DNA tiles pave the way
May 31, 2012
This image may look like a collection of novelty spaghetti shapes but these detailed figures are in actual fact made from assemblies of DNA strands as imaged by an atomic force microscope (AFM). It is the demonstration of a pioneering technique, developed at Harvard University in the US, for engineering complex nanoscale structures from a set of DNA "tiles".
The concept of fashioning nanoscale structures out of individual strands of DNA has been developed over the past three decades. The field has gathered momentum since the emergence in 2006 of a technique known as "DNA origami", which enables scientists to fold long single strands of DNA into a wide range of predetermined shapes. These resulting nanostructures can be used as scaffolding or as miniature circuit boards for precisely assembling components such as carbon nanotubes and nanowires.
But despite early applications and the great promise of the origami technique, there are limitations with the production process relating to time and expense. In coercing DNA into folding, scientists must attach several hundred staples to the area surrounding the single strands. Each shape requires a different set of staples, which cost approximately £640 each, and the entire process from design through to fabrication typically takes a week.
In this latest research, Peng Yin and colleagues at Harvard University have developed an alternative technique for DNA engineering, based on an earlier manipulation approach that dates back to the 1990s. Instead of starting with one long strand of DNA and folding it, Yin's team takes a number of shorter single strands of DNA and arrange them into a "molecular canvas" by controlling their local interactions.

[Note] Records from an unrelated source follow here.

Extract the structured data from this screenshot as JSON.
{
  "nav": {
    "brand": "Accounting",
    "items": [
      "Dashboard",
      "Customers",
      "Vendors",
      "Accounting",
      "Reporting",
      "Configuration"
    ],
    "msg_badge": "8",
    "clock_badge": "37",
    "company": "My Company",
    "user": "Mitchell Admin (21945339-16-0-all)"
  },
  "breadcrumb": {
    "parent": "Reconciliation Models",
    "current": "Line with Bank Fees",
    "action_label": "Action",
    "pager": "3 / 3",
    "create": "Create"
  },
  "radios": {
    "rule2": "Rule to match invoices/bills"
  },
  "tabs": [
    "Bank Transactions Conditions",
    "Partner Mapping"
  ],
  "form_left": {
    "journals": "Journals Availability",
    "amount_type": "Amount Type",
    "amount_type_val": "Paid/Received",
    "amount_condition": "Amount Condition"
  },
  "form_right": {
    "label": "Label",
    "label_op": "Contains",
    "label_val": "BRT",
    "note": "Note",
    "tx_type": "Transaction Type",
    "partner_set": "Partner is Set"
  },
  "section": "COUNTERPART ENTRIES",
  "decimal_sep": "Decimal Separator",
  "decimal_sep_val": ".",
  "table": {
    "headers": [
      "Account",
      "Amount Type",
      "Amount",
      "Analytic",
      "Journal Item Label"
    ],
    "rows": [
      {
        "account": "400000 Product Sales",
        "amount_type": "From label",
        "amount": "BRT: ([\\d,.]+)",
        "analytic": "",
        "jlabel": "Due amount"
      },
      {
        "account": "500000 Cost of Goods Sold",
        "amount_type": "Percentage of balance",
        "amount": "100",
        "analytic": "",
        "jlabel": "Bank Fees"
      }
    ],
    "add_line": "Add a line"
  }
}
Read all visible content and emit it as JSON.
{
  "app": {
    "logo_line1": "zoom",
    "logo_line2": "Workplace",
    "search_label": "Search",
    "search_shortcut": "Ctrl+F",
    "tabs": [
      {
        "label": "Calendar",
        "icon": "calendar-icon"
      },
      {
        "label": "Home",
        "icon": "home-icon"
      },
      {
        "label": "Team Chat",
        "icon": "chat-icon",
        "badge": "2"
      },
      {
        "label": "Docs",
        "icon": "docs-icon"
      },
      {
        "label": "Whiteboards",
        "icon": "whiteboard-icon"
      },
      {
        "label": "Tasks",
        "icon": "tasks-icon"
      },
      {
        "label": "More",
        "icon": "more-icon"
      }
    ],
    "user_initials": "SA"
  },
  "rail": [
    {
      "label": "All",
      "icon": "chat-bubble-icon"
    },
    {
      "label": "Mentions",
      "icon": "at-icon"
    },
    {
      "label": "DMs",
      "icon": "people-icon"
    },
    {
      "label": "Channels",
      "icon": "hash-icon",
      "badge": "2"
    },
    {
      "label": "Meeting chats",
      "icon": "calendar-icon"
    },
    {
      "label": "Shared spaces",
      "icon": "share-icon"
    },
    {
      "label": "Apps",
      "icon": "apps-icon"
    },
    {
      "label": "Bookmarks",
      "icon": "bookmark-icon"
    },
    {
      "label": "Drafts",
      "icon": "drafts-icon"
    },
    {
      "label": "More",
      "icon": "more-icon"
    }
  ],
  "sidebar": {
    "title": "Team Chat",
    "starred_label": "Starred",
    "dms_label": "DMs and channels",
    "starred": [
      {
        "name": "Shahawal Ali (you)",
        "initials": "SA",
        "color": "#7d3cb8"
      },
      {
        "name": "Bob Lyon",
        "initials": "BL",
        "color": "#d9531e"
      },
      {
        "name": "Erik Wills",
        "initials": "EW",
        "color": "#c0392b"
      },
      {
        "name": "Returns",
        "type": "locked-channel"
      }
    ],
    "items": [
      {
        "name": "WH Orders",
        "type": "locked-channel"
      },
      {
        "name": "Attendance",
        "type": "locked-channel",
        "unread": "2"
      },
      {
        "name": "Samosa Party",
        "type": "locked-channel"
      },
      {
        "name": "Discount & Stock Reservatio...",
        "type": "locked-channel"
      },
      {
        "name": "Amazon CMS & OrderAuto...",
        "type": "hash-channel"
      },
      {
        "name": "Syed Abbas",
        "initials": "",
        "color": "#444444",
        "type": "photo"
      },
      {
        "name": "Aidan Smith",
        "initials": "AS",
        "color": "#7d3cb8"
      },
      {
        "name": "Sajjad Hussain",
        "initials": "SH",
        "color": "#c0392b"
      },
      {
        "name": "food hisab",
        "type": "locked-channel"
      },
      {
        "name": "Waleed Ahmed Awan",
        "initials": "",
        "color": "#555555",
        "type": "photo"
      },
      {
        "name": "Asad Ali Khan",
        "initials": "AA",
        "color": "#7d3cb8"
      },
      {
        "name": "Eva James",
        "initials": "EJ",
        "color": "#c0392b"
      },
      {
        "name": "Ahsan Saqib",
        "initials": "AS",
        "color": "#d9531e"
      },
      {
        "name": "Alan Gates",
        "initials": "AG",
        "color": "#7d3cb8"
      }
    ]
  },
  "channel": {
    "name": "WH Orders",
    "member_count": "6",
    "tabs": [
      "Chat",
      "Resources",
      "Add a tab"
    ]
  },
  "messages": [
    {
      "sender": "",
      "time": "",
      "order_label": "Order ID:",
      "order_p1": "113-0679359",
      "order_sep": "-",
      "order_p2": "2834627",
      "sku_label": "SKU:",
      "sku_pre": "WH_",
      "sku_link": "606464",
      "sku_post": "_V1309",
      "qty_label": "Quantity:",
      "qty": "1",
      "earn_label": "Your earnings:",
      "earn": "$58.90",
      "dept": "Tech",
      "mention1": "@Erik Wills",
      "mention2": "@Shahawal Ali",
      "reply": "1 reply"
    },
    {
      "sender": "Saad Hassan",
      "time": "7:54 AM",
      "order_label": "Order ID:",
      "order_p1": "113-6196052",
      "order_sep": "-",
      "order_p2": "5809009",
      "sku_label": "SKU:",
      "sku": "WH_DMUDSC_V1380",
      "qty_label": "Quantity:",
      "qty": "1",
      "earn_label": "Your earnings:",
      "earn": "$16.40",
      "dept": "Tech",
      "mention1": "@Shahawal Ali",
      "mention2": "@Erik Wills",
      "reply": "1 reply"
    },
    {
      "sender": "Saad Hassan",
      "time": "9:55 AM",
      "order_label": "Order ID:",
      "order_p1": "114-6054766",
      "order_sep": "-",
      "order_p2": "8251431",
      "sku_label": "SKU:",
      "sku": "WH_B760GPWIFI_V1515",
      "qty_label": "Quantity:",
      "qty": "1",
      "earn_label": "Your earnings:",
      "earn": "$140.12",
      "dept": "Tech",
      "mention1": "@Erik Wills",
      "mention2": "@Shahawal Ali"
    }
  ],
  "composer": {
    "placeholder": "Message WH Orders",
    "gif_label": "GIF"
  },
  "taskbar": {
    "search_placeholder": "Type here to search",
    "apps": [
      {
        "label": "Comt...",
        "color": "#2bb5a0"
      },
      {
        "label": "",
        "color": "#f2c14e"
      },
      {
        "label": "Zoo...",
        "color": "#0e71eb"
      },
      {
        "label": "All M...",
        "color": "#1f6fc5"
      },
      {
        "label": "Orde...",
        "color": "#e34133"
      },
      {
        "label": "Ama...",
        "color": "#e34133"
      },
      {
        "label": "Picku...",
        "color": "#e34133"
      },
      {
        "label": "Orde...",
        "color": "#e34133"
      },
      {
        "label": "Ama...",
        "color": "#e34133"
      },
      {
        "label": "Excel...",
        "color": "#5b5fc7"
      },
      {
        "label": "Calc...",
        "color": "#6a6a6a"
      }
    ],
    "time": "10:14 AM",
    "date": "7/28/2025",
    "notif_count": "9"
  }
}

It works because the DNA has been programmed to have specific sequences of bases: each single strand comprises 42 bases divided into four sequences of 10 or 11 bases. Single strands are then folded up into rectangles, or "tiles", that are mixed together with other tiles in an environment where each sequence will only be attracted to one other complementary sequence. In this way, researchers can create specific shapes through the selection of sequences.
Reporting its findings in Nature, Yin's group demonstrates its technique by presenting these AFM images of 100 distinct shapes including the capital letters of the Latin alphabet, emoticons and astrological symbols, with each shape taking just one hour to produce. These images have been enlarged and their real sizes are 150 nm × 150 nm. Each image was created by selecting a subset of DNA strands from a set of 310, where a further 1396 strands were required for seal the edges of the shapes to prevent them from aggregating. This set of tiles cost roughly £4500, but the researchers estimate that it could make 2 × 1093 possible shapes.
"Strands are programmed to have sequences that encode local interactions – like every one of them remembers which one is to its left, right, top and bottom – with this, strands can easily find their position within the big molecular canvas, collectively," Yin told physicsworld.com. Yin thinks that the technique could be applied to a large number of possible applications, including the creation of nanoscale drug-delivery vehicles. In the longer term, Yin believes that the technique could be used to build scaffolds and machinery inside the body that would interact with proteins and other cellular components in a more programmable fashion.
Ebbe Sloth Andersen, a biophysicist at Aarhus University in Denmark, agrees that the ability to create multiple shapes from the same set of DNA provides a distinct advantage for this technique over DNA origami. "The technique will, in general, accelerate the research field of DNA nanotechnology by making the design of DNA nanostructures cheaper, faster and easier than before," he says. Anderson has concerns, however, about the reliability of the technique in its current state. "The main limitation is the yield of the new technique in the 6–40% range, which does not compare with that of DNA origami where 95% yield is regularly obtained."